Antibodies and anti-cancer agents
A recent study explored the anti-tumor effect of immunotherapy agents currently being tested in clinical trials, including anti-PD1, anti-PD-L1 and anti-CTLA-4 antibodies, on a panel of syngeneic models to provide valuable information in selecting the appropriate models and doses for combination therapy. Programmed Cell Death 1 (PD-1), Programmed Death-Ligand 1 (PD-L1) and Cytotoxic T-Lymphocyte-Associated Protein 4 (CTLA-4) are all proteins shown to down regulate the response by the immune system. Research has suggested that up-regulation of PD-L1 by the tumor may allow them to evade the host immune system. Antibodies have been used as inhibitors to prevent this natural suppression, showing great potential for cancer treatment. With our growing understanding of the immune system and of drugs’ mechanism of action, it has become clear that many of the anticancer agents, including the most advanced targeted agents, can synergize with immunotherapy by damaging the integrity of tumor cell and rendering them more sensitive to the immune system attack. Researchers are now exploring the feasibility of combining traditional treatment with immunotherapy. To perform these studies, suitable models in which to evaluate the efficacy of combination therapies and design new therapeutic strategies are in great demand. Importantly, in the clinic it is still unknown why some patients respond to immunotherapies while others do not. Syngeneic models can be used to answer these questions.
Methods
The study extensively profiled syngeneic models in vivo using antibodies and inhibitors against immune suppressing proteins such as PD1, PD-L1, and CTLA-4. This has provided necessary information for selecting the appropriate models to conduct preclinical studies and importantly to establish the appropriate dosing regimen while developing new combination therapies. Moreover syngeneic models were genomically profiled in details to identify genetic events such as mutations, alternative gene splicing, and gene fusion in search for new targets for combination studies and immunotherapy.
Results
In some cancer models, such as colon, liver and pancreatic, the immunotherapy showed high levels of tumor growth inhibition (TGI) and increased numbers of cancer fighting immune cells. However, other types of tumor didn’t respond as well. The results suggested that the effectiveness of immunotherapy agents is highly dependent on the tumor cell type. This discrepancy of responses demonstrates the need for relevant immunocompetent pre-clinical models, to test new agents and dosing regimens before moving to more sophisticated and clinically relevant models. The mutational analysis performed on syngeneic models indicated that a number of them harbor mutations that may be used as targets for new therapeutic approaches.
Conclusion
Immunotherapy has shown promising anticancer results in the clinic. However, not all tumor types or all patients respond. In order to successfully identify the responder population and design the best clinical strategy for immunotherapy agents, appropriate preclinical models are needed with a functional immune system. The main advantage of syngeneic models is indeed represented by their fully efficient immune system, one of the tumor microenvironment components, which, similarly to what happens in patients, influences tumor responses to therapy.

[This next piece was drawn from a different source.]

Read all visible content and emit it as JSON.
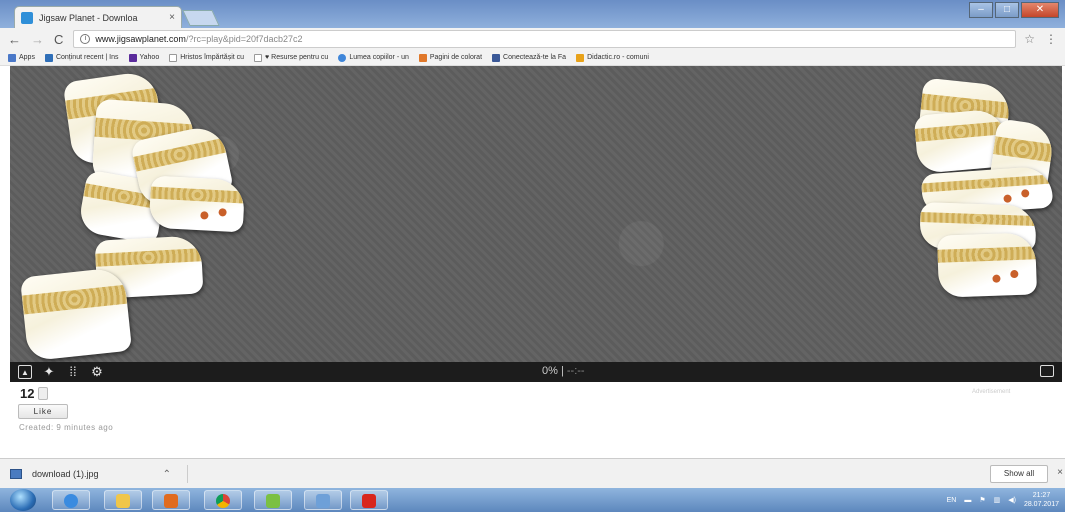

However it should be kept in mind that in syngenic models the tumor cells are rodent, and therefore express the mouse/rat homologues of the desired human targets; moreover tumors tend to grow faster than in other systems. However, there is little doubt that the scientific information obtained by using these models is essential to evaluate which compond or combination strategy are worth moving forward to more complex studies and are the most likely to produce the best response.
In addition, predictive biomarkers obtained from the mutational analysis may be useful tools in understanding patient response in the clinic.